Perhaps fiction is not so far-removed from reality anymore. Our enemies have risen and struck back as terrorist jihadists, closely resembling swarms of flesh-eating zombies. We are unsuccessfully floundering in the fight against this new enemy as we seek out the root of the problem, the head of the group, the mastermind behind the attack. Increasingly, the Global War on Terror begins to play out more and more like a bad zombie movie: an ongoing battle between good and evil, where evil has no beginning and no end. And we have not yet figured out how to contain and eliminate the threat: how do we destroy something we ourselves have made unknown and foreign to us?

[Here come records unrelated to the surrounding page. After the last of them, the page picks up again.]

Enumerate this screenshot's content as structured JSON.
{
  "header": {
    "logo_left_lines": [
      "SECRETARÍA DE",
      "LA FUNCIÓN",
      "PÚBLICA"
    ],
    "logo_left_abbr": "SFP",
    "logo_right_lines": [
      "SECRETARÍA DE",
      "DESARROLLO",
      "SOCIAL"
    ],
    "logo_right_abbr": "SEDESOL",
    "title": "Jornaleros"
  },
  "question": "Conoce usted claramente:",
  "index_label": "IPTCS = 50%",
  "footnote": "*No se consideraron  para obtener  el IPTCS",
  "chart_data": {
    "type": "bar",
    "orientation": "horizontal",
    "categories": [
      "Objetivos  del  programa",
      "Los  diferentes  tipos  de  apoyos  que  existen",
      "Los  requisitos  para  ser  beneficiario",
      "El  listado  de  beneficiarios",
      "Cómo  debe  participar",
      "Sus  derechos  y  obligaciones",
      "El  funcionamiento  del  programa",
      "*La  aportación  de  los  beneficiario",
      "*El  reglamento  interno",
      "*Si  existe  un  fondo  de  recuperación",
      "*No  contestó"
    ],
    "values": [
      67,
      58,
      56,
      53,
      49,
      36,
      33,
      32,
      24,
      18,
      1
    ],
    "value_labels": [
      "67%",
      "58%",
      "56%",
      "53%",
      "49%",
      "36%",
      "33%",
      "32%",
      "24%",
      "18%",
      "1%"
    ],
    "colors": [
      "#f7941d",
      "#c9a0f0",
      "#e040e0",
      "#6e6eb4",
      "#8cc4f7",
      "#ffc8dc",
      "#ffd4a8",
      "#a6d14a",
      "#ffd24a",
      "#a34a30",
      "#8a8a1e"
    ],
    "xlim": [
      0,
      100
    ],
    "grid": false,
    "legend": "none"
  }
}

With a dispersed center and origin, what tools are left but instilling evil into the vast unknown? How do we fight an enemy that is rhizomatic, decentralized, networked? When our enemy no longer plays by our established, dictated and upheld rules? And what will this hold for the future? Will we eventually be forced to accept the fate of our own death? Our own re-birth as the new zombified “Other”?
If indeed this new decentralized enemy is leaving American foreign policy scrambling to fight an enemy it cannot understand, then dehumanizing and delegitimizing the zombie/“Other” is no longer enough. Our unknown thrives in an increasingly virtual world, masking itself behind multi-media: in the forms of photographs, videos, interfaces, all carefully and conscientiously selected to produce certain realities and truths. Thus, identifying who we fight will become as important and increasingly difficult to distinguish from what we fight. The image is not enough as we look beyond accepted identities and beyond emptied and re-filled human vessels toward a reconsideration of ourselves and our own identities.